Frequently Asked Questions
Where can gold be stored?
Gold can be stored at home, in a safety deposit box at the bank, or in a secure vault. It is important to ensure that the gold is adequately insured and stored securely regardless of the chosen method.
What is the best form of gold to invest in?
Investors have the option to choose from gold coins or bars, both of which offer different advantages but can be expensive to store and insure.
Gold coins are exempt from capital gains tax as they are considered legal tender in the UK. However, the mark-up on the spot price of gold tends to be higher due to the amount of work involved in making coins.
Gold bars, on the other hand, are not exempt from capital gains tax but are free of VAT. They generally have a lower mark-up on the spot price of gold and are available in smaller weights than coins.
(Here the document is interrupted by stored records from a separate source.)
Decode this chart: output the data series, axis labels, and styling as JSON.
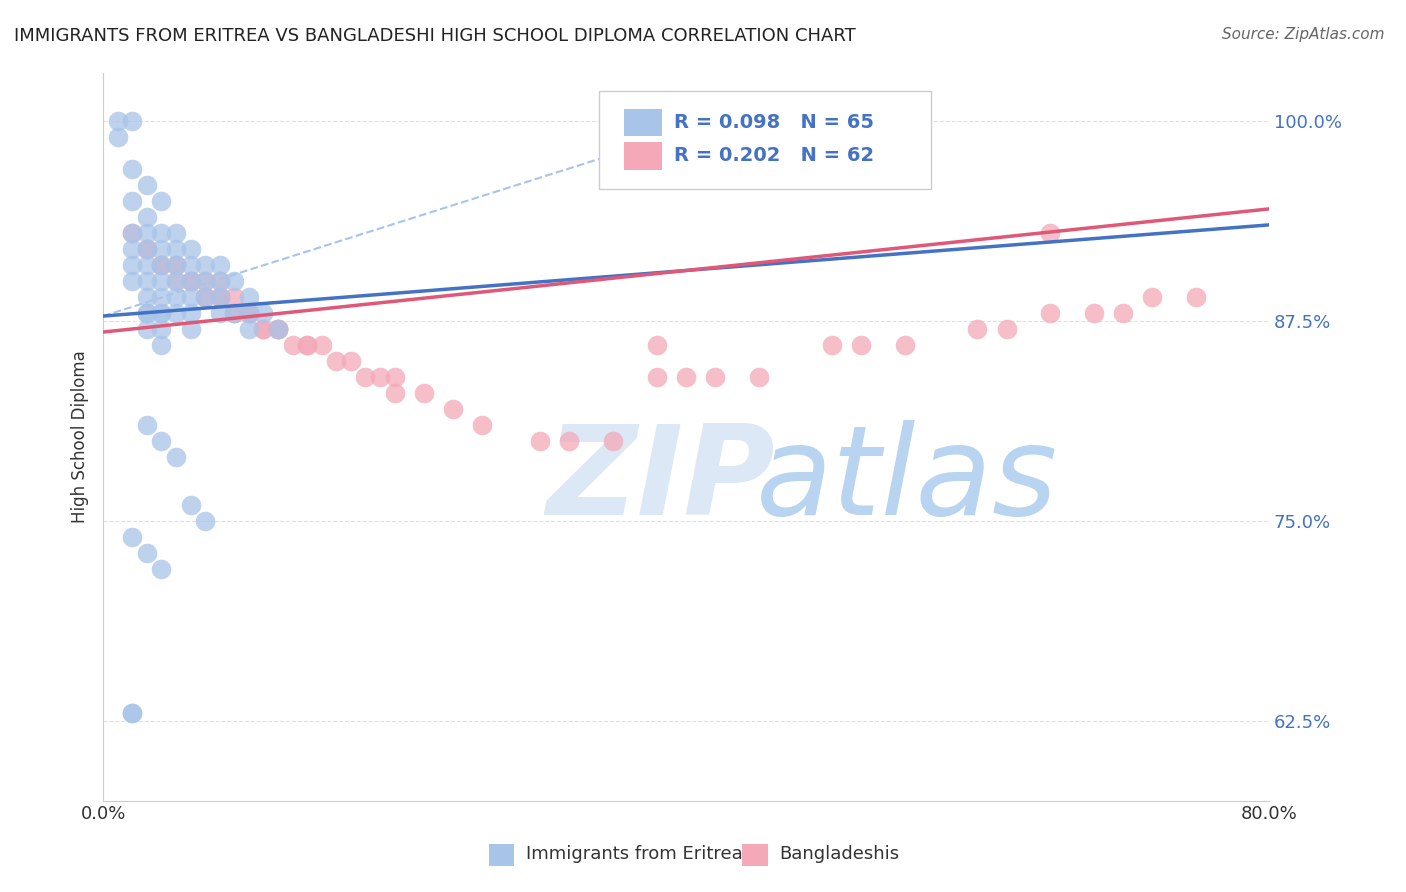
{
  "title": "IMMIGRANTS FROM ERITREA VS BANGLADESHI HIGH SCHOOL DIPLOMA CORRELATION CHART",
  "source": "Source: ZipAtlas.com",
  "xlabel_bottom": "Immigrants from Eritrea",
  "xlabel_bottom2": "Bangladeshis",
  "ylabel": "High School Diploma",
  "xlim": [
    0.0,
    0.8
  ],
  "ylim": [
    0.575,
    1.03
  ],
  "yticks": [
    0.625,
    0.75,
    0.875,
    1.0
  ],
  "ytick_labels": [
    "62.5%",
    "75.0%",
    "87.5%",
    "100.0%"
  ],
  "r_eritrea": 0.098,
  "n_eritrea": 65,
  "r_bangla": 0.202,
  "n_bangla": 62,
  "blue_color": "#a8c4e8",
  "pink_color": "#f4a8b8",
  "blue_line_color": "#4472c4",
  "pink_line_color": "#e05878",
  "dashed_line_color": "#a8c4e8",
  "background_color": "#ffffff",
  "grid_color": "#e0e0e0",
  "watermark_zip": "ZIP",
  "watermark_atlas": "atlas",
  "watermark_color_zip": "#dce8f5",
  "watermark_color_atlas": "#b8d4f0",
  "legend_r_color": "#4472c4",
  "legend_box_blue": "#a8c4e8",
  "legend_box_pink": "#f4a8b8",
  "blue_line_x0": 0.0,
  "blue_line_y0": 0.878,
  "blue_line_x1": 0.8,
  "blue_line_y1": 0.935,
  "pink_line_x0": 0.0,
  "pink_line_y0": 0.868,
  "pink_line_x1": 0.8,
  "pink_line_y1": 0.945,
  "dashed_line_x0": 0.0,
  "dashed_line_y0": 0.878,
  "dashed_line_x1": 0.44,
  "dashed_line_y1": 1.005,
  "blue_scatter_x": [
    0.01,
    0.01,
    0.02,
    0.02,
    0.02,
    0.02,
    0.02,
    0.02,
    0.02,
    0.03,
    0.03,
    0.03,
    0.03,
    0.03,
    0.03,
    0.03,
    0.03,
    0.03,
    0.03,
    0.04,
    0.04,
    0.04,
    0.04,
    0.04,
    0.04,
    0.04,
    0.04,
    0.04,
    0.04,
    0.05,
    0.05,
    0.05,
    0.05,
    0.05,
    0.05,
    0.06,
    0.06,
    0.06,
    0.06,
    0.06,
    0.06,
    0.07,
    0.07,
    0.07,
    0.08,
    0.08,
    0.08,
    0.08,
    0.09,
    0.09,
    0.1,
    0.1,
    0.1,
    0.11,
    0.12,
    0.03,
    0.04,
    0.05,
    0.06,
    0.07,
    0.02,
    0.03,
    0.04,
    0.02,
    0.02
  ],
  "blue_scatter_y": [
    1.0,
    0.99,
    1.0,
    0.97,
    0.95,
    0.93,
    0.92,
    0.91,
    0.9,
    0.96,
    0.94,
    0.93,
    0.92,
    0.91,
    0.9,
    0.89,
    0.88,
    0.88,
    0.87,
    0.95,
    0.93,
    0.92,
    0.91,
    0.9,
    0.89,
    0.88,
    0.88,
    0.87,
    0.86,
    0.93,
    0.92,
    0.91,
    0.9,
    0.89,
    0.88,
    0.92,
    0.91,
    0.9,
    0.89,
    0.88,
    0.87,
    0.91,
    0.9,
    0.89,
    0.91,
    0.9,
    0.89,
    0.88,
    0.9,
    0.88,
    0.89,
    0.88,
    0.87,
    0.88,
    0.87,
    0.81,
    0.8,
    0.79,
    0.76,
    0.75,
    0.74,
    0.73,
    0.72,
    0.63,
    0.63
  ],
  "pink_scatter_x": [
    0.02,
    0.03,
    0.04,
    0.05,
    0.06,
    0.07,
    0.08,
    0.03,
    0.04,
    0.05,
    0.06,
    0.07,
    0.08,
    0.09,
    0.1,
    0.05,
    0.06,
    0.07,
    0.08,
    0.09,
    0.1,
    0.11,
    0.12,
    0.08,
    0.09,
    0.1,
    0.11,
    0.12,
    0.13,
    0.14,
    0.1,
    0.12,
    0.14,
    0.16,
    0.15,
    0.17,
    0.19,
    0.2,
    0.18,
    0.2,
    0.22,
    0.24,
    0.26,
    0.3,
    0.32,
    0.35,
    0.38,
    0.4,
    0.42,
    0.45,
    0.5,
    0.52,
    0.55,
    0.6,
    0.62,
    0.65,
    0.68,
    0.7,
    0.72,
    0.75,
    0.38,
    0.65
  ],
  "pink_scatter_y": [
    0.93,
    0.92,
    0.91,
    0.9,
    0.9,
    0.89,
    0.89,
    0.92,
    0.91,
    0.91,
    0.9,
    0.89,
    0.89,
    0.88,
    0.88,
    0.91,
    0.9,
    0.9,
    0.89,
    0.88,
    0.88,
    0.87,
    0.87,
    0.9,
    0.89,
    0.88,
    0.87,
    0.87,
    0.86,
    0.86,
    0.88,
    0.87,
    0.86,
    0.85,
    0.86,
    0.85,
    0.84,
    0.84,
    0.84,
    0.83,
    0.83,
    0.82,
    0.81,
    0.8,
    0.8,
    0.8,
    0.84,
    0.84,
    0.84,
    0.84,
    0.86,
    0.86,
    0.86,
    0.87,
    0.87,
    0.88,
    0.88,
    0.88,
    0.89,
    0.89,
    0.86,
    0.93
  ]
}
Digital gold is another option that allows investors to buy gold in fractional quantities. This method has lower storage costs for larger bars and is priced by value, not weight.
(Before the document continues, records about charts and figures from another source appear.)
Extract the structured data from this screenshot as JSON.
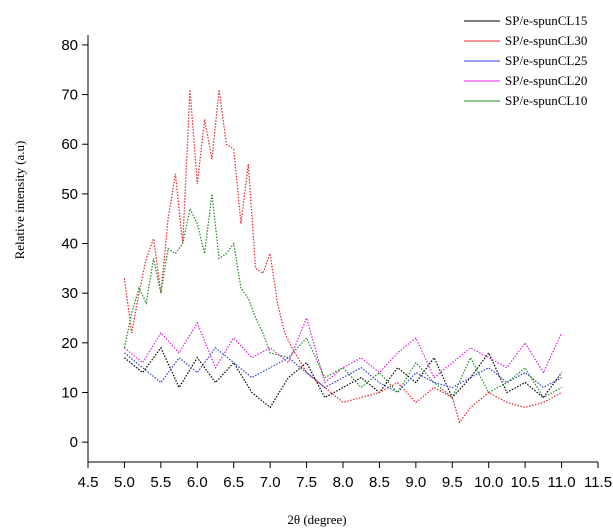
{
  "chart_data": {
    "type": "line",
    "title": "",
    "xlabel": "2θ (degree)",
    "ylabel": "Relative intensity (a.u)",
    "xlim": [
      4.5,
      11.5
    ],
    "ylim": [
      -4,
      82
    ],
    "xticks": [
      "4.5",
      "5.0",
      "5.5",
      "6.0",
      "6.5",
      "7.0",
      "7.5",
      "8.0",
      "8.5",
      "9.0",
      "9.5",
      "10.0",
      "10.5",
      "11.0",
      "11.5"
    ],
    "yticks": [
      "0",
      "10",
      "20",
      "30",
      "40",
      "50",
      "60",
      "70",
      "80"
    ],
    "grid": false,
    "legend_position": "top-right",
    "line_style": "dotted",
    "series": [
      {
        "name": "SP/e-spunCL15",
        "color": "#000000",
        "x": [
          5.0,
          5.25,
          5.5,
          5.75,
          6.0,
          6.25,
          6.5,
          6.75,
          7.0,
          7.25,
          7.5,
          7.75,
          8.0,
          8.25,
          8.5,
          8.75,
          9.0,
          9.25,
          9.5,
          9.75,
          10.0,
          10.25,
          10.5,
          10.75,
          11.0
        ],
        "y": [
          17,
          14,
          19,
          11,
          17,
          12,
          16,
          10,
          7,
          13,
          16,
          9,
          11,
          13,
          10,
          15,
          12,
          17,
          9,
          13,
          18,
          10,
          12,
          9,
          14
        ]
      },
      {
        "name": "SP/e-spunCL30",
        "color": "#e8242c",
        "x": [
          5.0,
          5.1,
          5.2,
          5.3,
          5.4,
          5.5,
          5.6,
          5.7,
          5.8,
          5.9,
          6.0,
          6.1,
          6.2,
          6.3,
          6.4,
          6.5,
          6.6,
          6.7,
          6.8,
          6.9,
          7.0,
          7.1,
          7.2,
          7.3,
          7.5,
          7.75,
          8.0,
          8.25,
          8.5,
          8.75,
          9.0,
          9.25,
          9.5,
          9.6,
          9.75,
          10.0,
          10.25,
          10.5,
          10.75,
          11.0
        ],
        "y": [
          33,
          22,
          30,
          37,
          41,
          30,
          45,
          54,
          40,
          71,
          52,
          65,
          57,
          71,
          60,
          59,
          44,
          56,
          35,
          34,
          38,
          28,
          22,
          19,
          14,
          11,
          8,
          9,
          10,
          12,
          8,
          11,
          9,
          4,
          7,
          10,
          8,
          7,
          8,
          10
        ]
      },
      {
        "name": "SP/e-spunCL25",
        "color": "#2c3fd6",
        "x": [
          5.0,
          5.25,
          5.5,
          5.75,
          6.0,
          6.25,
          6.5,
          6.75,
          7.0,
          7.25,
          7.5,
          7.75,
          8.0,
          8.25,
          8.5,
          8.75,
          9.0,
          9.25,
          9.5,
          9.75,
          10.0,
          10.25,
          10.5,
          10.75,
          11.0
        ],
        "y": [
          18,
          15,
          12,
          17,
          14,
          19,
          16,
          13,
          15,
          17,
          14,
          11,
          13,
          15,
          12,
          10,
          14,
          12,
          11,
          13,
          15,
          12,
          14,
          11,
          13
        ]
      },
      {
        "name": "SP/e-spunCL20",
        "color": "#e020e0",
        "x": [
          5.0,
          5.25,
          5.5,
          5.75,
          6.0,
          6.25,
          6.5,
          6.75,
          7.0,
          7.25,
          7.5,
          7.75,
          8.0,
          8.25,
          8.5,
          8.75,
          9.0,
          9.25,
          9.5,
          9.75,
          10.0,
          10.25,
          10.5,
          10.75,
          11.0
        ],
        "y": [
          19,
          16,
          22,
          18,
          24,
          15,
          21,
          17,
          19,
          16,
          25,
          12,
          15,
          17,
          14,
          18,
          21,
          13,
          16,
          19,
          17,
          15,
          20,
          14,
          22
        ]
      },
      {
        "name": "SP/e-spunCL10",
        "color": "#1f8a1f",
        "x": [
          5.0,
          5.1,
          5.2,
          5.3,
          5.4,
          5.5,
          5.6,
          5.7,
          5.8,
          5.9,
          6.0,
          6.1,
          6.2,
          6.3,
          6.4,
          6.5,
          6.6,
          6.7,
          6.8,
          6.9,
          7.0,
          7.25,
          7.5,
          7.75,
          8.0,
          8.25,
          8.5,
          8.75,
          9.0,
          9.25,
          9.5,
          9.75,
          10.0,
          10.25,
          10.5,
          10.75,
          11.0
        ],
        "y": [
          19,
          26,
          31,
          28,
          37,
          30,
          39,
          38,
          40,
          47,
          44,
          38,
          50,
          37,
          38,
          40,
          31,
          29,
          25,
          22,
          18,
          17,
          21,
          13,
          15,
          11,
          14,
          10,
          16,
          12,
          9,
          17,
          10,
          12,
          15,
          9,
          11
        ]
      }
    ]
  }
}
Is VAT and capital gains tax payable on gold?
No VAT is charged on gold coins or bars. Capital gains tax is not charged on gold coins as they are considered legal tender, but it is charged on gold bars. However, investors can set their profits against their annual capital gains allowance, which is currently £6,000 for the 2023/24 tax year.
Where can I sell gold in the UK?
Gold can be sold to The Royal Mint, even if it was not purchased from there. Specialist gold companies, many of which are available online, also buy gold. Jewellers or pawn shops, either online or in person, are other options. It is important to ensure that the dealer is a member of the British Numismatic Trade Association, which must comply with a code of ethics. Additionally, sellers should use a reputable carrier with adequate insurance cover when sending gold.
What is digital gold and how does it work?
Digital gold allows investors to own a fractional amount of gold backed by the physical asset stored in the vault. Investors can invest smaller amounts and typically pay less for storage, as they are only buying a small percentage of a larger gold bar. Digital gold avoids the cost of fabrication for smaller bars and coins.